Saturday, October 27, 2012

A Friend In Deed


Yesterday, I was talking with a friend, and they mentioned the circulation of the forwarding of jokes...that the message captured the 'nature' of why some people engage in this practice.  Then this morning I receive the very topic he spoke of from another associate, and I was compelled to respond.  I share these with you with the desire to know your thoughts...please read and respond.  Let me know you better.

Subject: FW: Friends

 Sometimes, we wonder why friends keep forwarding to us jokes without writing a word, maybe this could explain:

 When you are very busy, but still want to keep in touch, guess what you do?  -- you forward jokes.

 When you have nothing to say, but still want to keep contact; you forward  jokes.

 When you have something to say, but don't know what, and don't know how; you forward jokes.

 To let you know that: you are still remembered, you are still important, guess what you get?  A forwarded joke.

 So my friend, next time if you get a joke, don't think that I have sent you just a joke, but that I have thought of you today and wanted to send you a smile.

Very insightful, it prompted me to respond with. 

  As with all our tools for expressing our feelings, the key ingredient that makes impact is our sincerity. 
  For what is the value of an empty compliment?  Or the repetitive "I love you" followed by indifferent behavior?

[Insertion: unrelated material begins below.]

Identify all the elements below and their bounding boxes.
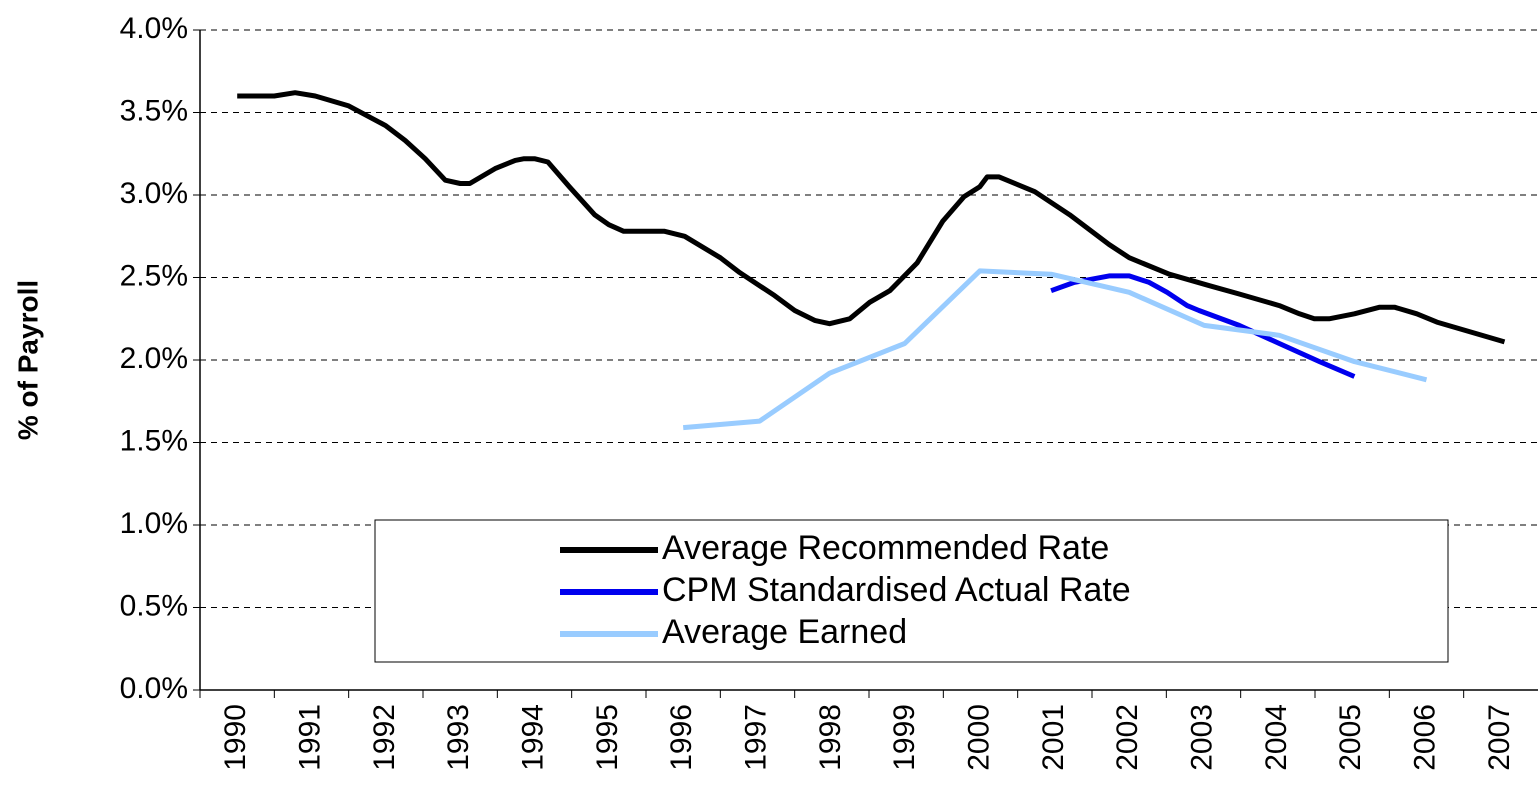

I believe we've all experienced tuning out those droning as inconsequential, for we know,the words are uttered without conviction towards their intent; as in called to perform, to feel thus.  Saying 'I care' is just lips service without action. 
  As with all living things, relationships need tending.  Like growing plants, water alone does not sustain the process of growth.  Jokes are the water of relationships, this I concede. But without the fertile soil of personal information that has affect, that changes our intimates, those very events that transforms each of us from who we were into who we are now, then we allow the relationship to 'exist' but to drift...into unattended weeds of our past comprehension.
            I embrace where any action of "I care" are attempts to nurture those connections that sustain us in our affections.  Yet I perceive that attention to what is actually  important, is more the challenge.  To recognize the preciousness of those hearts dear to us allows our ambition to rest for just a moment.  Perhaps take the time to express our appreciation for their dedication to us?  What matter if a report is late? For the sake of reaching out an expression of our true gratitude?
   We live as if we have forever, in the midst of reminders that life is fleeting.  I'd rather take the opportunity NOW to invest my preciousness time as I feel, and show I care; then for thousands of dollars spent on flowers at a funeral.
   "You're important to me" is a simple thing. Not delude ourselves that spectating in our lives is the same thing as a sporting event.  Where children distracted in front of a TV is not being with them; nor is sending jokes the same as being interested in the changes facing our friends...or sharing ours with them. 
Too busy? 
That's the easy excuse, but it is our choice to invest our hearts in what matters.  Are we distracted with the cares of our world?  Certainly sustaining our living is important, but to the exclusion of all else?  Do we work to live? Or live to work?  Just maybe our friendships are wake up calls to those distractions that are consuming us.  To whisper, "Your heart matters more than accumulating things" Security is a myth, for all things are subject to change no matter how hard we resist its effect. 
The comforts in any of our lives are the souls who tend and are called to witness our being present; who care for us.  That is what is important.  The rest is just noise and illusions of permanence.
             We are sustained by those who love us.  They feed our self-worth; they embrace us for who we are.  Not the accomplishments of our worldly pursuits; those accolades are fleeting.  The hearth is where we are warmed.  Choose to tend the source of your energy.  Not those activities that drain from you your joy.  We should resist the temptation to treat our love casually, to take it for granted.  It is the river of our very existence. Just as quick to forward a joke, are the opportunities to take actions that demonstrate a creative ability to find solutions that inhibit our ability to live a full life.  There is abundance, and it starts with acknowledging the very light of us all.....I ....love....you.